Hyper-Heuristic Coevolution of Machine Assignment and Job Sequencing Rules for Multi-Objective Dynamic Flexible Job Shop Scheduling

Abstract

Nowadays, real-time scheduling is one of the key issues in cyber-physical system. In real production, dispatching rules are frequently used to react to disruptions. However, the man-made rules have strong problem relevance, and the quality of results depends on the problem itself. The motivation of this paper is to generate effective scheduling policies (SPs) through off-line learning and to implement the evolved SPs online for fast application. Thus, the dynamic scheduling effectiveness can be achieved, and it will save the cost of expertise and facilitate large-scale applications. Three types of hyper-heuristic methods were proposed in this paper for coevolution of the machine assignment rules and job sequencing rules to solve the multi-objective dynamic flexible job shop scheduling problem, including the multi-objective cooperative coevolution genetic programming with two sub-populations, the multi-objective genetic programming with two sub-trees, and the multi-objective genetic expression programming with two chromosomes.

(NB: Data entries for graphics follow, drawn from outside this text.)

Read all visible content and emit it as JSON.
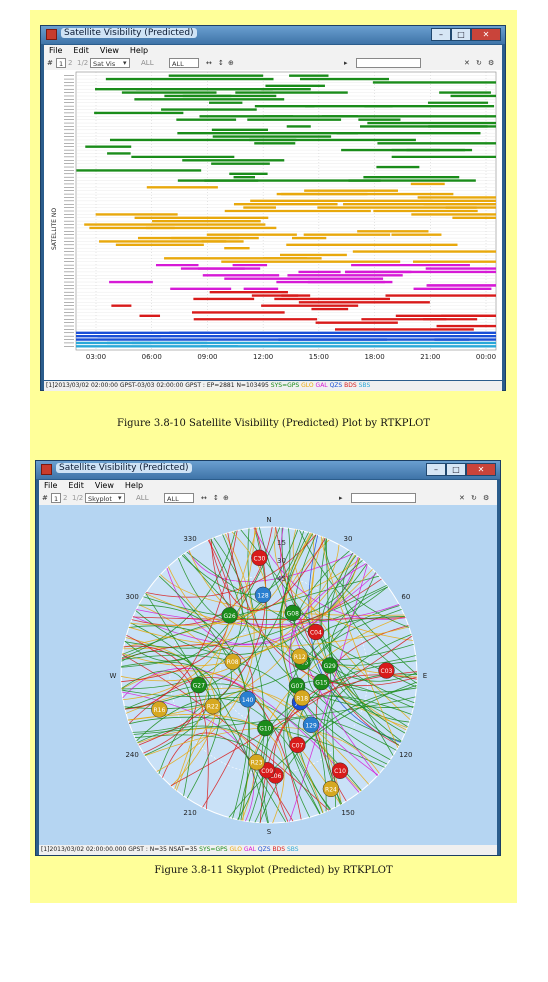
{
  "figure1": {
    "window_title": "Satellite Visibility (Predicted)",
    "menu": [
      "File",
      "Edit",
      "View",
      "Help"
    ],
    "toolbar": {
      "frame_value": "1",
      "frame_alt1": "2",
      "frame_alt2": "1/2",
      "plot_type": "Sat Vis",
      "sat_filter1": "ALL",
      "sat_filter2": "ALL"
    },
    "y_axis_label": "SATELLITE NO",
    "x_ticks": [
      "03:00",
      "06:00",
      "09:00",
      "12:00",
      "15:00",
      "18:00",
      "21:00",
      "00:00"
    ],
    "status": "[1]2013/03/02 02:00:00 GPST-03/03 02:00:00 GPST : EP=2881 N=103495",
    "legend": [
      {
        "label": "SYS=GPS",
        "color": "#1a8c1a"
      },
      {
        "label": "GLO",
        "color": "#e8a80c"
      },
      {
        "label": "GAL",
        "color": "#d61ad6"
      },
      {
        "label": "QZS",
        "color": "#1a4fd6"
      },
      {
        "label": "BDS",
        "color": "#d81a1a"
      },
      {
        "label": "SBS",
        "color": "#2aa8d8"
      }
    ],
    "caption": "Figure 3.8-10   Satellite Visibility (Predicted) Plot by RTKPLOT"
  },
  "figure2": {
    "window_title": "Satellite Visibility (Predicted)",
    "menu": [
      "File",
      "Edit",
      "View",
      "Help"
    ],
    "toolbar": {
      "frame_value": "1",
      "frame_alt1": "2",
      "frame_alt2": "1/2",
      "plot_type": "Skyplot",
      "sat_filter1": "ALL",
      "sat_filter2": "ALL"
    },
    "compass": {
      "north": "N",
      "east": "E",
      "south": "S",
      "west": "W"
    },
    "azimuth_labels": [
      "30",
      "60",
      "120",
      "150",
      "210",
      "240",
      "300",
      "330"
    ],
    "elevation_labels": [
      "15",
      "30",
      "45"
    ],
    "satellites": [
      {
        "id": "G07",
        "color": "#1a8c1a"
      },
      {
        "id": "G08",
        "color": "#1a8c1a"
      },
      {
        "id": "G10",
        "color": "#1a8c1a"
      },
      {
        "id": "G15",
        "color": "#1a8c1a"
      },
      {
        "id": "G26",
        "color": "#1a8c1a"
      },
      {
        "id": "G27",
        "color": "#1a8c1a"
      },
      {
        "id": "G29",
        "color": "#1a8c1a"
      },
      {
        "id": "C05",
        "color": "#1a8c1a"
      },
      {
        "id": "C06",
        "color": "#d81a1a"
      },
      {
        "id": "C09",
        "color": "#d81a1a"
      },
      {
        "id": "C03",
        "color": "#d81a1a"
      },
      {
        "id": "C04",
        "color": "#d81a1a"
      },
      {
        "id": "C07",
        "color": "#d81a1a"
      },
      {
        "id": "C10",
        "color": "#d81a1a"
      },
      {
        "id": "C30",
        "color": "#d81a1a"
      },
      {
        "id": "J01",
        "color": "#1a4fd6"
      },
      {
        "id": "128",
        "color": "#2a7fd0"
      },
      {
        "id": "129",
        "color": "#2a7fd0"
      },
      {
        "id": "140",
        "color": "#2a7fd0"
      },
      {
        "id": "R18",
        "color": "#d6a820"
      },
      {
        "id": "R22",
        "color": "#d6a820"
      },
      {
        "id": "R23",
        "color": "#d6a820"
      },
      {
        "id": "R08",
        "color": "#d6a820"
      },
      {
        "id": "R12",
        "color": "#d6a820"
      },
      {
        "id": "R24",
        "color": "#d6a820"
      },
      {
        "id": "R16",
        "color": "#d6a820"
      }
    ],
    "status": "[1]2013/03/02 02:00:00.000 GPST : N=35 NSAT=35",
    "legend": [
      {
        "label": "SYS=GPS",
        "color": "#1a8c1a"
      },
      {
        "label": "GLO",
        "color": "#e8a80c"
      },
      {
        "label": "GAL",
        "color": "#d61ad6"
      },
      {
        "label": "QZS",
        "color": "#1a4fd6"
      },
      {
        "label": "BDS",
        "color": "#d81a1a"
      },
      {
        "label": "SBS",
        "color": "#2aa8d8"
      }
    ],
    "caption": "Figure 3.8-11   Skyplot (Predicted) by RTKPLOT"
  }
}
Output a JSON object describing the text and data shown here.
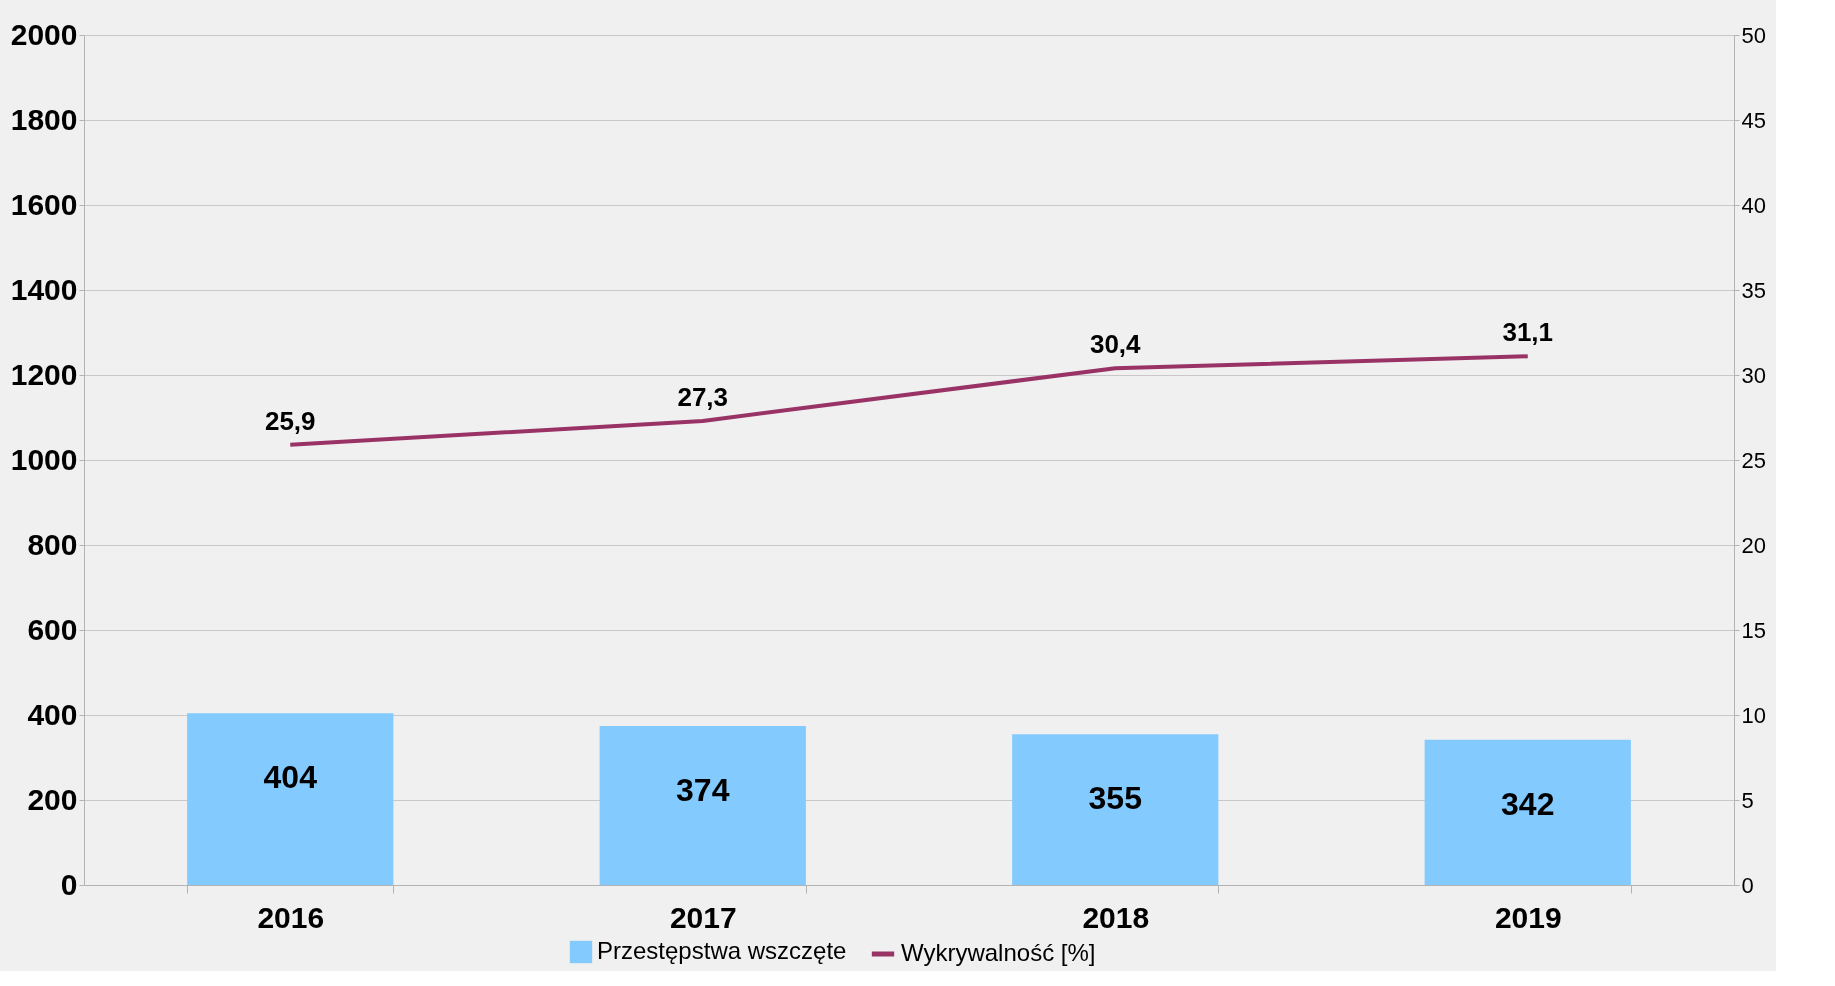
{
  "chart_data": {
    "type": "bar",
    "categories": [
      "2016",
      "2017",
      "2018",
      "2019"
    ],
    "series": [
      {
        "name": "Przestępstwa wszczęte",
        "color": "#83caff",
        "values": [
          404,
          374,
          355,
          342
        ],
        "value_labels": [
          "404",
          "374",
          "355",
          "342"
        ]
      },
      {
        "name": "Wykrywalność [%]",
        "type": "line",
        "axis": "y2",
        "color": "#993366",
        "values": [
          25.9,
          27.3,
          30.4,
          31.1
        ],
        "value_labels": [
          "25,9",
          "27,3",
          "30,4",
          "31,1"
        ]
      }
    ],
    "ylim": [
      0,
      2000
    ],
    "yticks": [
      0,
      200,
      400,
      600,
      800,
      1000,
      1200,
      1400,
      1600,
      1800,
      2000
    ],
    "y2lim": [
      0,
      50
    ],
    "y2ticks": [
      0,
      5,
      10,
      15,
      20,
      25,
      30,
      35,
      40,
      45,
      50
    ],
    "grid": "y",
    "legend": "bottom",
    "marker": "none",
    "line_style": "solid"
  }
}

Both the training and testing results demonstrate that the CCGP-NSGAII method is more competitive than other evolutionary approaches. To investigate the generalization performance of the evolved SPs, the non-dominated SPs were applied to both the training and testing scenarios to compare with the 320 types of man-made SPs. The results reveal that the evolved SPs can discover more useful heuristics and behave more competitive than the man-made SPs in more complex scheduling scenarios. It also demonstrates that the evolved SPs have a strong generalization performance to be reused in new unobserved scheduling scenarios.